0 of 4 people found the following review helpful
Fast but not as Advertised 11 Sep 2010
By N. Wright - Published on Amazon.com
Amazon Verified Purchase
Book came in speedy fashion but was not the edition advertised. I had to purchase another.
1 of 6 people found the following review helpful
Depressing 12 May 2009
By Robert Graden - Published on Amazon.com
Hardy was a naturalist in whose novels everything goes wrong. Michael Henchard is a drunk who "sells" his wife Susan and infant daughter Elizabeth-Jane to a sailor. Susan doesn't realize the sale is bogus because she is "simple," throws her ring away, and leaves with the sailor. When he sobers up next day, Henchard searches all over for his lost family, and finally enters a church and swears an oath over an enormous bible that he will not drink from his current age of 21 to double that age. Meanwhile, and 18 years later, when the sailor dies, Susan, with Elizabeth, comes looking for Henchard at Casterbridge. He is now a corn merchant and mayor of the town. As a teetotaler, he is described as drinking glass after glass of water at table for a town hearing. Eventually Susan, via Elizabeth-Jane, contacts Henchard and he pens a note suggesting that they meet at the "Ring." This last turns out to be a ruined Roman amphitheater or coliseum, a 1500-year-old relic full of ghosts and whose very name symbolizes the dark past. Henchard and Susan agree to remarry, playacting a courtship for public appearances, and to keep the daughter in ignorance that the sailor was not her biological father. After they marry, Henchard and the manager of his business, Farfrae, have a falling out because the latter shows the former up and makes a fool of him, making himself more popular than the mayor. To make matters worse, Elizabeth-Jane falls in love with Farfrae.

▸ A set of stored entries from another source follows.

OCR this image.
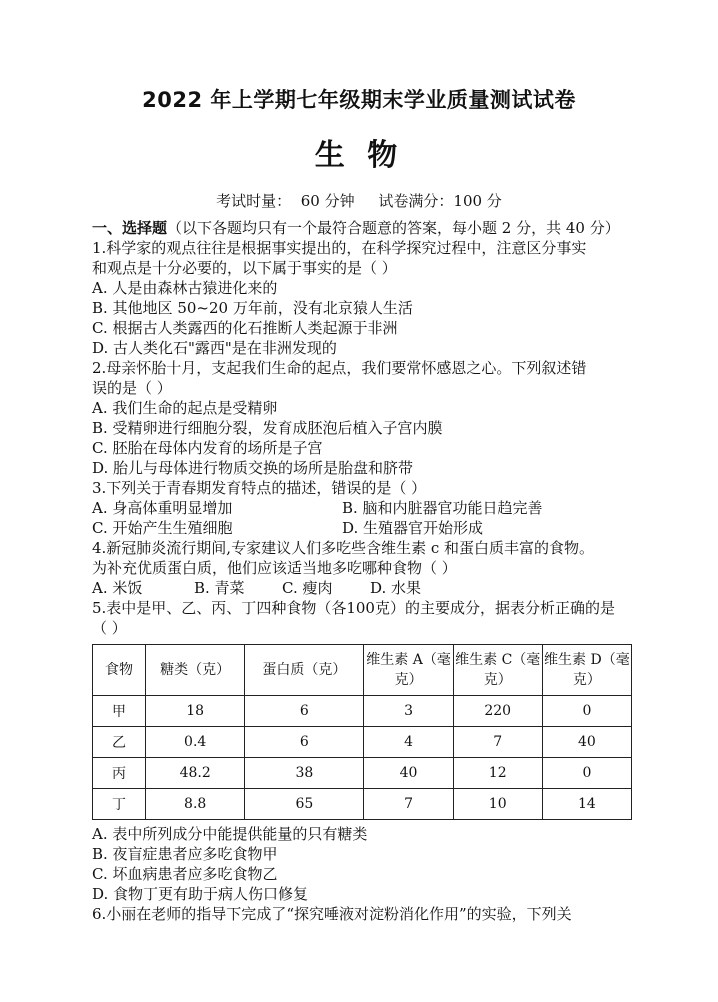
2022 年上学期七年级期末学业质量测试试卷
生 物
考试时量：  60 分钟     试卷满分：100 分
一、选择题（以下各题均只有一个最符合题意的答案，每小题 2 分，共 40 分）
1.科学家的观点往往是根据事实提出的，在科学探究过程中，注意区分事实
和观点是十分必要的，以下属于事实的是（ ）
A. 人是由森林古猿进化来的
B. 其他地区 50~20 万年前，没有北京猿人生活
C. 根据古人类露西的化石推断人类起源于非洲
D. 古人类化石"露西"是在非洲发现的
2.母亲怀胎十月，支起我们生命的起点，我们要常怀感恩之心。下列叙述错
误的是（ ）
A. 我们生命的起点是受精卵
B. 受精卵进行细胞分裂，发育成胚泡后植入子宫内膜
C. 胚胎在母体内发育的场所是子宫
D. 胎儿与母体进行物质交换的场所是胎盘和脐带
3.下列关于青春期发育特点的描述，错误的是（ ）
A. 身高体重明显增加	B. 脑和内脏器官功能日趋完善
C. 开始产生生殖细胞	D. 生殖器官开始形成
4.新冠肺炎流行期间,专家建议人们多吃些含维生素 c 和蛋白质丰富的食物。
为补充优质蛋白质，他们应该适当地多吃哪种食物（ ）
A. 米饭	B. 青菜	C. 瘦肉	D. 水果
5.表中是甲、乙、丙、丁四种食物（各100克）的主要成分，据表分析正确的是
（ ）
食物	糖类（克）	蛋白质（克）	维生素 A（毫克）	维生素 C（毫克）	维生素 D（毫克）
甲	18	6	3	220	0
乙	0.4	6	4	7	40
丙	48.2	38	40	12	0
丁	8.8	65	7	10	14
A. 表中所列成分中能提供能量的只有糖类
B. 夜盲症患者应多吃食物甲
C. 坏血病患者应多吃食物乙
D. 食物丁更有助于病人伤口修复
6.小丽在老师的指导下完成了“探究唾液对淀粉消化作用”的实验，下列关
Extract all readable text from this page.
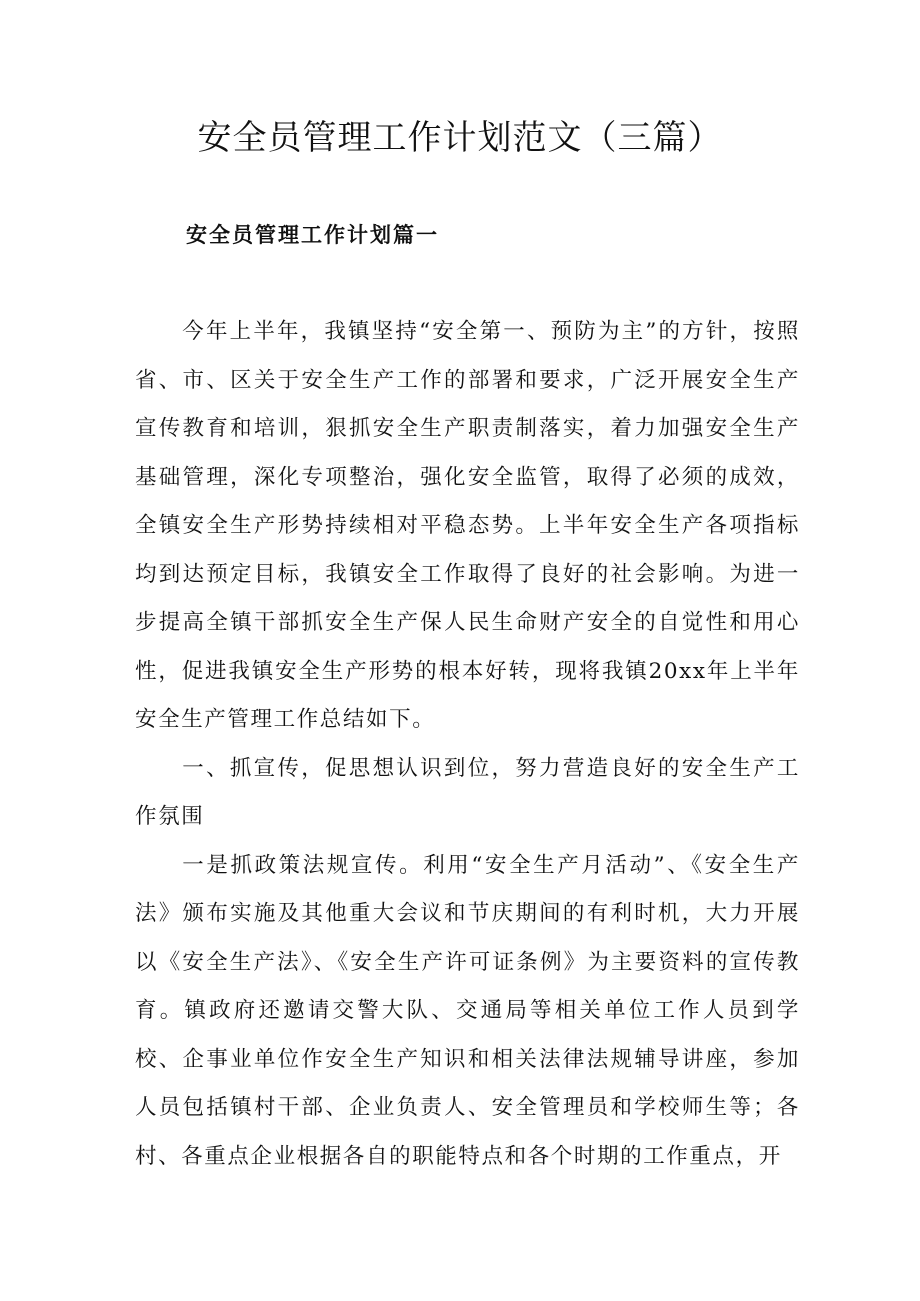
安全员管理工作计划范文（三篇）
安全员管理工作计划篇一

今年上半年，我镇坚持“安全第一、预防为主”的方针，按照省、市、区关于安全生产工作的部署和要求，广泛开展安全生产宣传教育和培训，狠抓安全生产职责制落实，着力加强安全生产基础管理，深化专项整治，强化安全监管，取得了必须的成效，全镇安全生产形势持续相对平稳态势。上半年安全生产各项指标均到达预定目标，我镇安全工作取得了良好的社会影响。为进一步提高全镇干部抓安全生产保人民生命财产安全的自觉性和用心性，促进我镇安全生产形势的根本好转，现将我镇20xx年上半年安全生产管理工作总结如下。

一、抓宣传，促思想认识到位，努力营造良好的安全生产工作氛围

一是抓政策法规宣传。利用“安全生产月活动”、《安全生产法》颁布实施及其他重大会议和节庆期间的有利时机，大力开展以《安全生产法》、《安全生产许可证条例》为主要资料的宣传教育。镇政府还邀请交警大队、交通局等相关单位工作人员到学校、企事业单位作安全生产知识和相关法律法规辅导讲座，参加人员包括镇村干部、企业负责人、安全管理员和学校师生等；各村、各重点企业根据各自的职能特点和各个时期的工作重点，开
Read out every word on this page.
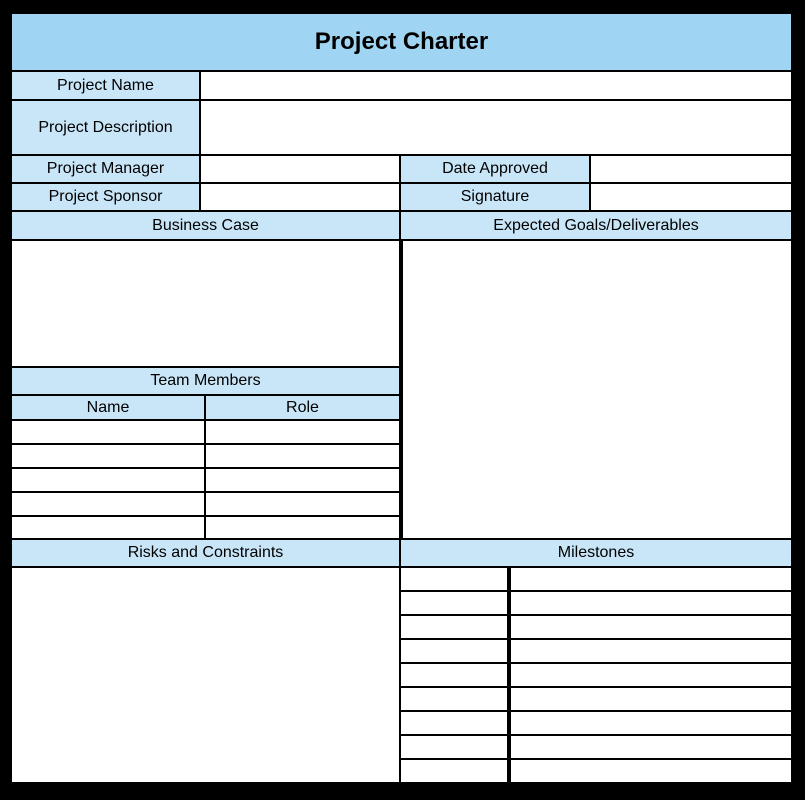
Project Charter
Project Name
Project Description
Project Manager	Date Approved
Project Sponsor	Signature
Business Case	Expected Goals/Deliverables
Team Members
Name	Role
Risks and Constraints	Milestones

Frankly, that's as far as I've gotten. I know how it ends for Henchard, but I won't spoil the ending. Hardy is a mean naturalist writer, and has no sympathy for his characters whatsoever. _Casterbridge_ was first published in 1886, when alcoholism was little understood - least of all by people like Hardy who didn't have the disease. It's all too easy for this author to condemn and be judgmental of alcoholic people. I would suggest for an alternative reading Eugene O'Neill's _The Iceman Cometh_, since O'Neill was himself an alcoholic and could rightfully speak for alcoholics. The subject, no matter in whose hands, is by nature depressing. All my editorializing aside, Thomas Hardy is a great novelist who has earned his place in the canon. His poetry is good, too. _The Mayor of Casterbridge_ is worth pursuing to the end if you're not an alcoholic.